This module provides students with a thorough understanding in basic principles of microeconomics. You will be exposed to a range of the application theories. You will gain an understanding of how markets work, including strategic behaviour of firms and the various models under which firms might behave. You will gain skills and techniques to analyse problems from a mathematical, graphical and intuitive perspective applying your knowledge to real world scenarios.

Principal Learning Outcomes

Demonstrate a solid grasp of the basic theoretical material in microeconomics, including consumer and producer theory. Demonstrate an ability to apply their knowledge to important areas of application, including policy analysis. Show understanding of core concepts in consumer and producer theory Explain a variety of concepts using different approaches, including those involving mathematical, graphical and intuitive analysis. Construct models of both consumer and producer behaviour and understand the implications and understand the way in which economic models are used to analyse problems and the limitations of them.

Syllabus

The module will typically cover SOME OF the following topics:

Supply and Demand. Supply; demand; market equilibrium; equilibrium shocks; government intervention; supply and demand elasticities. Consumer theory. Preferences; utility; budget constraints; individual demand; substitution effects; income effects; revealed preferences, applications, behavioural economics and critiques of rational choice framework; Production. Technology; isoquants; marginal rate of technical substitution; marginal products; cost curves; long and short run; returns to scale; profit maximisation; cost minimisation; cost curves; supply curves. Competition. Profit maximisation; short run; long run; market equilibrium; consumer welfare; producer welfare; applications. Imperfect Competition; Models of Oligopoly: Cournot Model; Stackelberg Model; Comparison of Collusive, Cournot, Stackelberg, and Competitive Equilibria; Bertrand Model; Game Theory. An introduction to terminology and Nash equilibria; an introduction to economic models.

Context

Pre-requisite for
EC202-30
Part-year Availability for Visiting Students
Available in the Spring term only (1 x test - 12 CATS) and in the Autumn and Spring terms together (2 x tests - 24 CATS)

Assessment

Assessment Method
Coursework (20%) + 3 hour examination (Summer) (80%)
Coursework Details
Test 1 (10%), Test 2 (10%), 3 hour examination (Summer) (80%)
Exam Timing
Summer

Exam Rubric

Time Allowed: 3 Hours.

Answer BOTH questions in Section A (40 marks total), and THREE questions in Section B (20 marks each). Answer Section A questions in one booklet and Section B questions in a separate booklet.

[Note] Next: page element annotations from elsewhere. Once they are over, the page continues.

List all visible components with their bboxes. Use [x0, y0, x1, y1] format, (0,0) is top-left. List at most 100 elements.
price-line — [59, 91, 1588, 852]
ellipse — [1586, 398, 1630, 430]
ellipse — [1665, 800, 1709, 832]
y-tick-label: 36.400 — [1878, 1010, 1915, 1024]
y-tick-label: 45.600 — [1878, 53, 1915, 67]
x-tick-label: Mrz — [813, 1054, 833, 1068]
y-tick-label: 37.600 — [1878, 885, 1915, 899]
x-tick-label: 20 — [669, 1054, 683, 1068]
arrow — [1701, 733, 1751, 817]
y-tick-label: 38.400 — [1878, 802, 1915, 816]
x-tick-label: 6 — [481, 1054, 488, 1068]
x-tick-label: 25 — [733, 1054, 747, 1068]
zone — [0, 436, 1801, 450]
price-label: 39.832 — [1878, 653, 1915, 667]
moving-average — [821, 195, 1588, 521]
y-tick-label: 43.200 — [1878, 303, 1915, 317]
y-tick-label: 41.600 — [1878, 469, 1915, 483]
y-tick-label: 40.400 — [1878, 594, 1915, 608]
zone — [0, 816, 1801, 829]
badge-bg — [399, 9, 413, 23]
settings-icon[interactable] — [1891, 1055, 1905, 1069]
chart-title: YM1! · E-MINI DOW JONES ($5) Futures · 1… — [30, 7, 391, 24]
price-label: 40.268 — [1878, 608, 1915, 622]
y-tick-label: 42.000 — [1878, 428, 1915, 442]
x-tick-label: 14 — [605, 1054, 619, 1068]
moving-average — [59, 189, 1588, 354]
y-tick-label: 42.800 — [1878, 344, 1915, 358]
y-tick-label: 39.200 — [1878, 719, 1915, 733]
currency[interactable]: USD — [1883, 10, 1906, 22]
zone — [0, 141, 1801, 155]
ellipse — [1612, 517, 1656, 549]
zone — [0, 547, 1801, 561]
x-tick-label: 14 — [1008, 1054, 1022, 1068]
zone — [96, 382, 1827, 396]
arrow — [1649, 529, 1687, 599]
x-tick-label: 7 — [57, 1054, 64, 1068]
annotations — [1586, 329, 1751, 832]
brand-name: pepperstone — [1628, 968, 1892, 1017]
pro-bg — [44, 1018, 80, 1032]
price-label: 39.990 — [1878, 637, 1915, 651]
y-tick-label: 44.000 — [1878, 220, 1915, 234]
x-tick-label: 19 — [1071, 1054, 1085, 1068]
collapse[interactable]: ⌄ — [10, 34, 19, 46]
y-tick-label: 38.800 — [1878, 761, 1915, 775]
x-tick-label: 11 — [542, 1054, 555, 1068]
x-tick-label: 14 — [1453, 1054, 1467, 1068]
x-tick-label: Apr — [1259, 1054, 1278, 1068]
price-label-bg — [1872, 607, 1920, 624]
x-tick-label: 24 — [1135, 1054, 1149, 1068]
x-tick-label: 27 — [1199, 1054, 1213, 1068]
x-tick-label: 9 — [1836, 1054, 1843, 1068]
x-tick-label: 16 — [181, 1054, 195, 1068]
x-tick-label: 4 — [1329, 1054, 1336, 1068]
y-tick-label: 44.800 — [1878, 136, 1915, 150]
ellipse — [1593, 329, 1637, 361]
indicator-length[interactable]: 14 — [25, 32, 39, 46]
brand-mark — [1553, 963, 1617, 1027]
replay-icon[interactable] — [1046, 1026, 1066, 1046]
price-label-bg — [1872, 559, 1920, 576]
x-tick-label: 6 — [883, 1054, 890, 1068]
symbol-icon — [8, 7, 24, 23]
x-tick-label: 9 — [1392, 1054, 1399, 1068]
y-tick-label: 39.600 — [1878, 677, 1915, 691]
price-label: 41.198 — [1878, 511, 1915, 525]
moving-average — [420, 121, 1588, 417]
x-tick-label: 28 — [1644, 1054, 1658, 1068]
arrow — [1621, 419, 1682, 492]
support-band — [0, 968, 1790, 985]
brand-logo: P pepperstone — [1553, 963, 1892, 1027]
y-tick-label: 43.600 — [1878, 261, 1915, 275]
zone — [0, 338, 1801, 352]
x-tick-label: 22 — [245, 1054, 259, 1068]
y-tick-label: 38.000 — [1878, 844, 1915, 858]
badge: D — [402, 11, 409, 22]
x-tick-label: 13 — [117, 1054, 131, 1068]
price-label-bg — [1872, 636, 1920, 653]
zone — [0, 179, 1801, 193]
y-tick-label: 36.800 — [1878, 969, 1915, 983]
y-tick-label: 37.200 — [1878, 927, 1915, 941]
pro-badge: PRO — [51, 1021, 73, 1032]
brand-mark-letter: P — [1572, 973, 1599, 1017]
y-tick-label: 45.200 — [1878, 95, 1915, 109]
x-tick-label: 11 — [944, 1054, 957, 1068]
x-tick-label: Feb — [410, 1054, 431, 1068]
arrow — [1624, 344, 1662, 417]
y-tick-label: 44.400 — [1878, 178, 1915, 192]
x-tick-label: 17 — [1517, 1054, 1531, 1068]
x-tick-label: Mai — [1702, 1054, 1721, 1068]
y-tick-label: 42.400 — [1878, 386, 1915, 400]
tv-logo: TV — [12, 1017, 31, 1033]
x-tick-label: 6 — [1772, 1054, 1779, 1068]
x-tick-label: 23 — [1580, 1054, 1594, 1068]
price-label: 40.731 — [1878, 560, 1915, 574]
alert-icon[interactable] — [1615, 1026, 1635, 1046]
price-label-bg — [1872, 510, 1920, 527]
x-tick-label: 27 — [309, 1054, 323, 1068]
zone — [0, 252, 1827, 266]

Approved pocket calculators are allowed.

Read carefully the instructions on the answer book provided and make sure that the particulars required are entered on each answer book. If you answer more questions than are required and do not indicate which answers should be ignored, we will mark the requisite number of answers in the order in which they appear in the answer book(s): answers beyond that number will not be considered.

Previous exam papers can be found in the University’s past papers archive. Please note that previous exam papers may not have operated under the same exam rubric or assessment weightings as those for the current academic year. The content of past papers may also be different.